TopMost is not TopMost always - WPF

Prince Ashitaka picture Prince Ashitaka · Sep 16, 2010 · Viewed 8.7k times · Source

I have a clock application. I have set the Window's TopMost property. But, randomly, some other window or visual studio comes above clock.

Is there any other way to make my window (clock app) to display always on top of all other applications.

Answer

Sheridan picture Sheridan · Jan 13, 2014

I know that this question is old, but I don't quite understand why the accepted answer has received up votes... or why it was accepted... it doesn't really answer the question, or provide a solution and answers posted these days that are that short are almost always down voted and/or deleted by the community. Ah well, I guess it was posted in different times.

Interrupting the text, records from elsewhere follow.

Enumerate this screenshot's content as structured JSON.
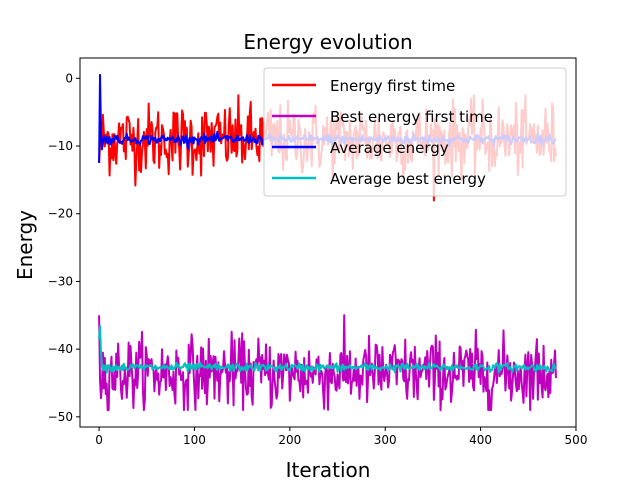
{
  "chart_data": {
    "type": "line",
    "title": "Energy evolution",
    "xlabel": "Iteration",
    "ylabel": "Energy",
    "xlim": [
      -20,
      500
    ],
    "ylim": [
      -51.5,
      3
    ],
    "xticks": [
      0,
      100,
      200,
      300,
      400,
      500
    ],
    "yticks": [
      0,
      -10,
      -20,
      -30,
      -40,
      -50
    ],
    "grid": false,
    "legend_position": "top-right",
    "iterations": 480,
    "series": [
      {
        "name": "Energy first time",
        "color": "#ff0000",
        "kind": "noisy",
        "start": -12.5,
        "mean": -9,
        "std": 2.6,
        "min": -18.5,
        "max": -2.5
      },
      {
        "name": "Best energy first time",
        "color": "#bf00bf",
        "kind": "noisy",
        "start": -35,
        "mean": -43.5,
        "std": 2.6,
        "min": -49,
        "max": -31.5
      },
      {
        "name": "Average energy",
        "color": "#0000ff",
        "kind": "running_average",
        "start": -12.5,
        "early": [
          -12.5,
          0.5,
          -8,
          -10.5,
          -9.5,
          -8.5
        ],
        "mean": -9,
        "noise": 0.35
      },
      {
        "name": "Average best energy",
        "color": "#00bfbf",
        "kind": "running_average",
        "start": -38.5,
        "early": [
          -38.5,
          -36.5,
          -40.5,
          -42.5
        ],
        "mean": -42.7,
        "noise": 0.3
      }
    ]
  }
}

Either way, as old as it is, I have a possible solution for anyone who may come across this post in the future. You can simply handle the Window.Deactivated Event and/or the Application.Deactivated Event. The Window.Deactivated Event occurs when a window becomes a background window and the Application.Deactivated Event occurs when an application stops being the foreground application.

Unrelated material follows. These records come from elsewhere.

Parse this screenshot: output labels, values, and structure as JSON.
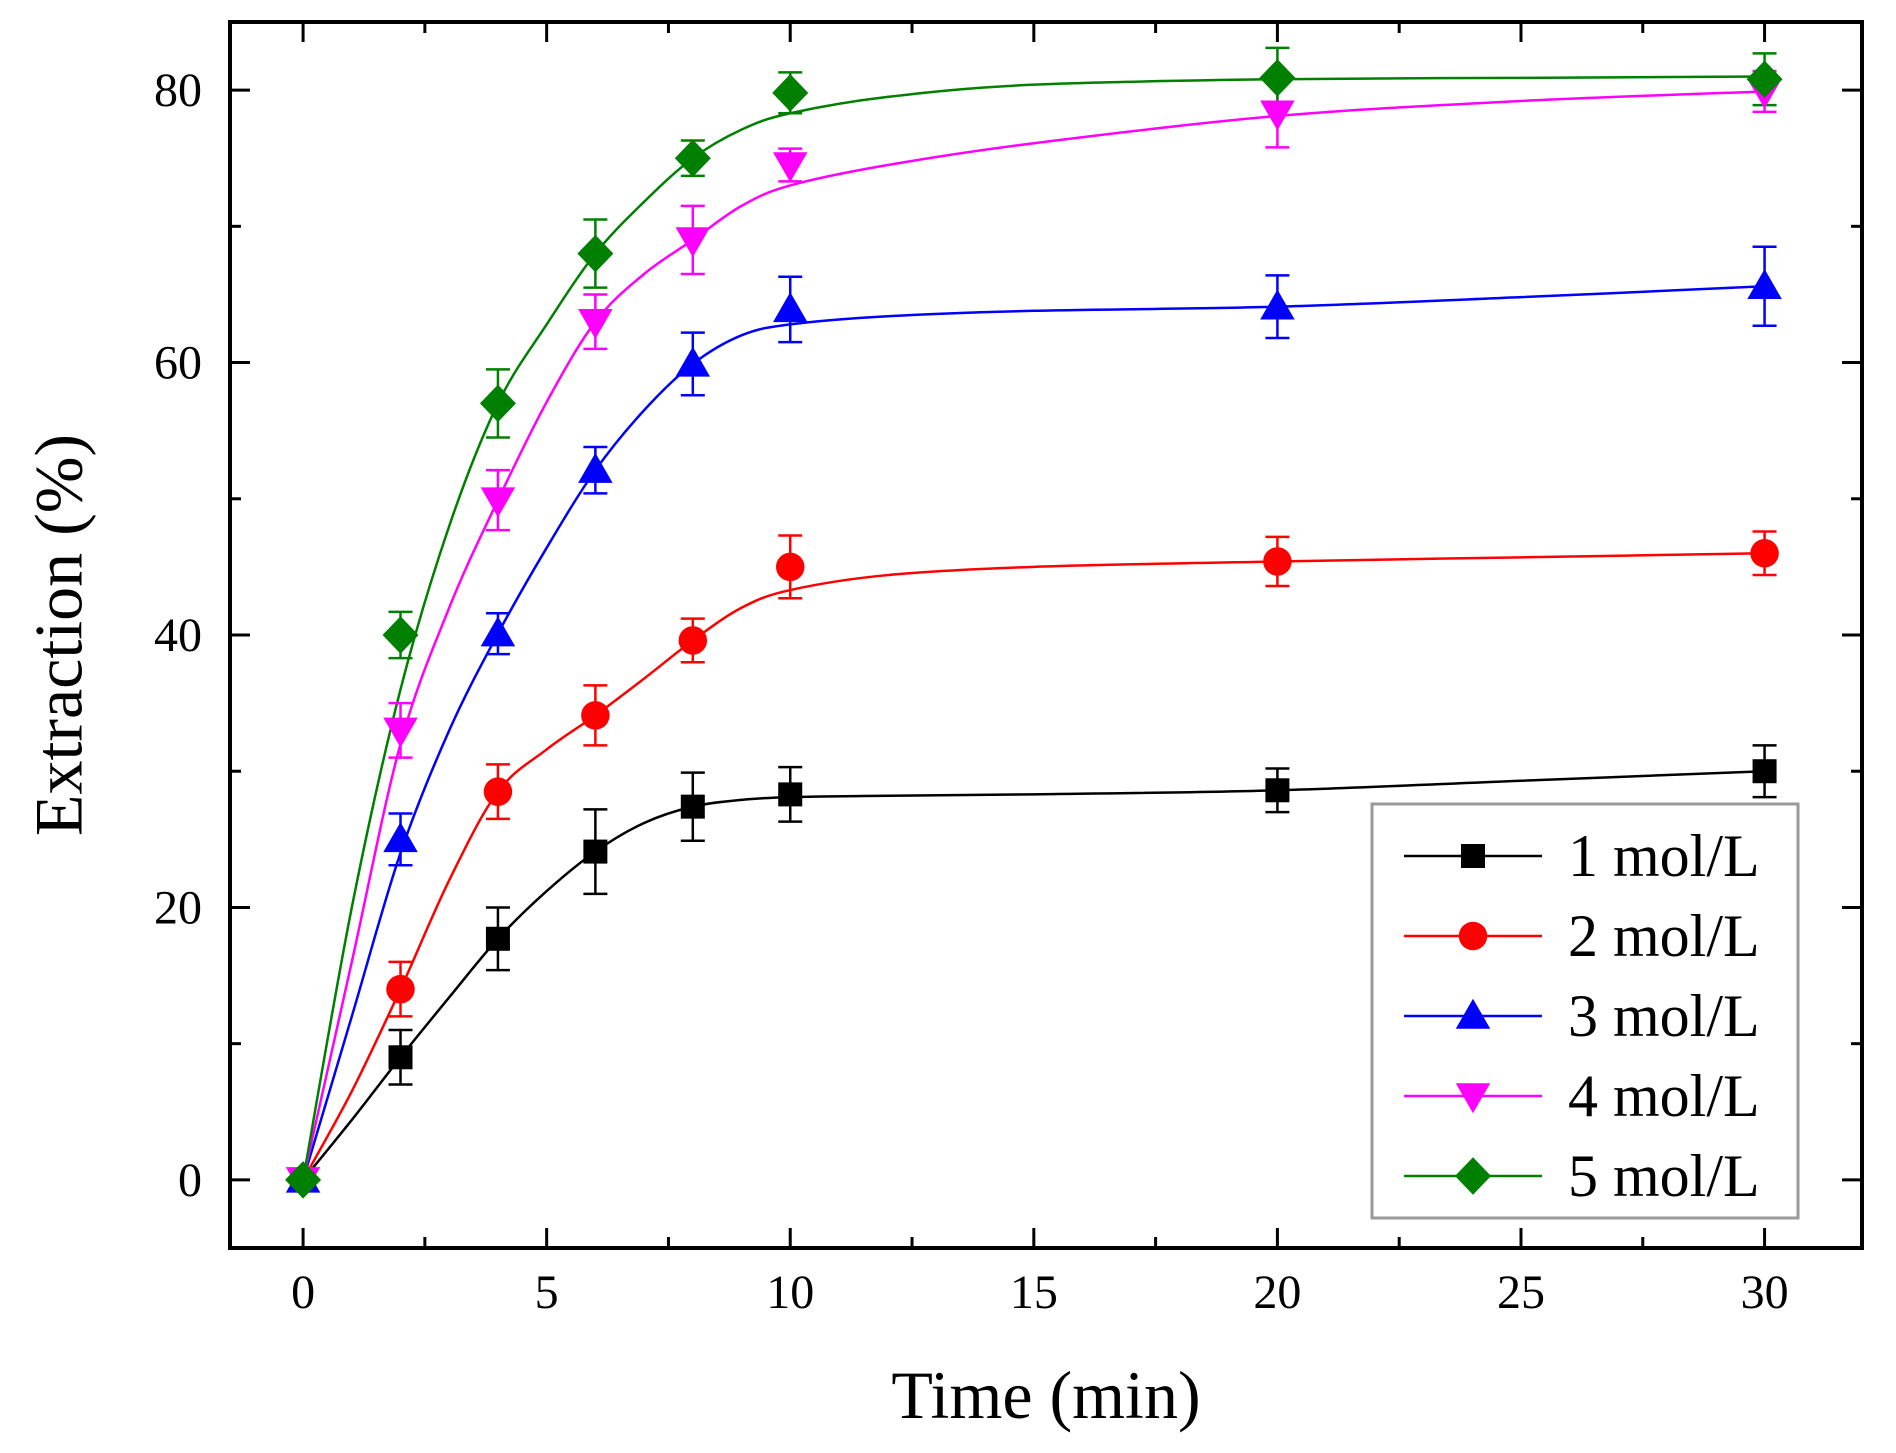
{
  "chart_data": {
    "type": "line",
    "title": "",
    "xlabel": "Time (min)",
    "ylabel": "Extraction (%)",
    "xlim": [
      -1.5,
      32
    ],
    "ylim": [
      -5,
      85
    ],
    "xticks": [
      0,
      5,
      10,
      15,
      20,
      25,
      30
    ],
    "xtick_labels": [
      "0",
      "5",
      "10",
      "15",
      "20",
      "25",
      "30"
    ],
    "xminor": [
      2.5,
      7.5,
      12.5,
      17.5,
      22.5,
      27.5
    ],
    "yticks": [
      0,
      20,
      40,
      60,
      80
    ],
    "ytick_labels": [
      "0",
      "20",
      "40",
      "60",
      "80"
    ],
    "yminor": [
      10,
      30,
      50,
      70
    ],
    "grid": false,
    "legend_position": "bottom-right",
    "x": [
      0,
      2,
      4,
      6,
      8,
      10,
      20,
      30
    ],
    "series": [
      {
        "name": "1 mol/L",
        "color": "#000000",
        "marker": "square",
        "values": [
          0,
          9,
          17.7,
          24.1,
          27.4,
          28.3,
          28.6,
          30.0
        ],
        "errors": [
          0.5,
          2.0,
          2.3,
          3.1,
          2.5,
          2.0,
          1.6,
          1.9
        ],
        "fit": [
          [
            0,
            0
          ],
          [
            1,
            4.4
          ],
          [
            2,
            9
          ],
          [
            3,
            13.4
          ],
          [
            4,
            17.7
          ],
          [
            5,
            21.2
          ],
          [
            6,
            24.1
          ],
          [
            7,
            26.2
          ],
          [
            8,
            27.4
          ],
          [
            9,
            27.9
          ],
          [
            10,
            28.1
          ],
          [
            12,
            28.2
          ],
          [
            15,
            28.3
          ],
          [
            20,
            28.6
          ],
          [
            25,
            29.3
          ],
          [
            30,
            30.0
          ]
        ]
      },
      {
        "name": "2 mol/L",
        "color": "#ff0000",
        "marker": "circle",
        "values": [
          0,
          14,
          28.5,
          34.1,
          39.6,
          45.0,
          45.4,
          46.0
        ],
        "errors": [
          0.5,
          2.0,
          2.0,
          2.2,
          1.6,
          2.3,
          1.8,
          1.6
        ],
        "fit": [
          [
            0,
            0
          ],
          [
            1,
            6.5
          ],
          [
            2,
            14
          ],
          [
            3,
            22
          ],
          [
            4,
            28.5
          ],
          [
            5,
            31.6
          ],
          [
            6,
            34.1
          ],
          [
            7,
            36.8
          ],
          [
            8,
            39.6
          ],
          [
            9,
            42.0
          ],
          [
            10,
            43.3
          ],
          [
            12,
            44.4
          ],
          [
            15,
            45.0
          ],
          [
            20,
            45.4
          ],
          [
            25,
            45.7
          ],
          [
            30,
            46.0
          ]
        ]
      },
      {
        "name": "3 mol/L",
        "color": "#0000ff",
        "marker": "triangle-up",
        "values": [
          0,
          25,
          40.1,
          52.1,
          59.9,
          63.9,
          64.1,
          65.6
        ],
        "errors": [
          0.5,
          1.9,
          1.5,
          1.7,
          2.3,
          2.4,
          2.3,
          2.9
        ],
        "fit": [
          [
            0,
            0
          ],
          [
            1,
            12
          ],
          [
            2,
            24
          ],
          [
            3,
            33
          ],
          [
            4,
            40.1
          ],
          [
            5,
            46.4
          ],
          [
            6,
            52.1
          ],
          [
            7,
            56.5
          ],
          [
            8,
            59.9
          ],
          [
            9,
            62.0
          ],
          [
            10,
            62.8
          ],
          [
            12,
            63.4
          ],
          [
            15,
            63.8
          ],
          [
            20,
            64.1
          ],
          [
            25,
            64.8
          ],
          [
            30,
            65.6
          ]
        ]
      },
      {
        "name": "4 mol/L",
        "color": "#ff00ff",
        "marker": "triangle-down",
        "values": [
          0,
          33,
          49.9,
          63.0,
          69.0,
          74.5,
          78.3,
          79.9
        ],
        "errors": [
          0.5,
          2.0,
          2.2,
          2.0,
          2.5,
          1.2,
          2.5,
          1.5
        ],
        "fit": [
          [
            0,
            0
          ],
          [
            1,
            16
          ],
          [
            2,
            32
          ],
          [
            3,
            42
          ],
          [
            4,
            49.9
          ],
          [
            5,
            57.1
          ],
          [
            6,
            63.0
          ],
          [
            7,
            66.5
          ],
          [
            8,
            69.0
          ],
          [
            9,
            71.5
          ],
          [
            10,
            73.0
          ],
          [
            12,
            74.5
          ],
          [
            15,
            76.1
          ],
          [
            20,
            78.1
          ],
          [
            25,
            79.2
          ],
          [
            30,
            79.9
          ]
        ]
      },
      {
        "name": "5 mol/L",
        "color": "#008000",
        "marker": "diamond",
        "values": [
          0,
          40,
          57.0,
          68.0,
          75.0,
          79.8,
          80.9,
          80.8
        ],
        "errors": [
          0.5,
          1.7,
          2.5,
          2.5,
          1.3,
          1.5,
          2.2,
          1.9
        ],
        "fit": [
          [
            0,
            0
          ],
          [
            1,
            20
          ],
          [
            2,
            36
          ],
          [
            3,
            48
          ],
          [
            4,
            57.0
          ],
          [
            5,
            62.8
          ],
          [
            6,
            68.0
          ],
          [
            7,
            71.8
          ],
          [
            8,
            75.0
          ],
          [
            9,
            77.1
          ],
          [
            10,
            78.3
          ],
          [
            12,
            79.5
          ],
          [
            15,
            80.4
          ],
          [
            20,
            80.8
          ],
          [
            25,
            80.9
          ],
          [
            30,
            81.0
          ]
        ]
      }
    ]
  }
}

The idea is to set the relevant TopMost property to true each time your application or Window loses focus:

private void Window_Deactivated(object sender, EventArgs e)
{
    // The Window was deactivated 
    this.TopMost = true;
}

It's worth noting that other developers can also use this technique, so this doesn't guarantee that your Window will always remain on top, but it works for me and the situation is still certainly improved by using it.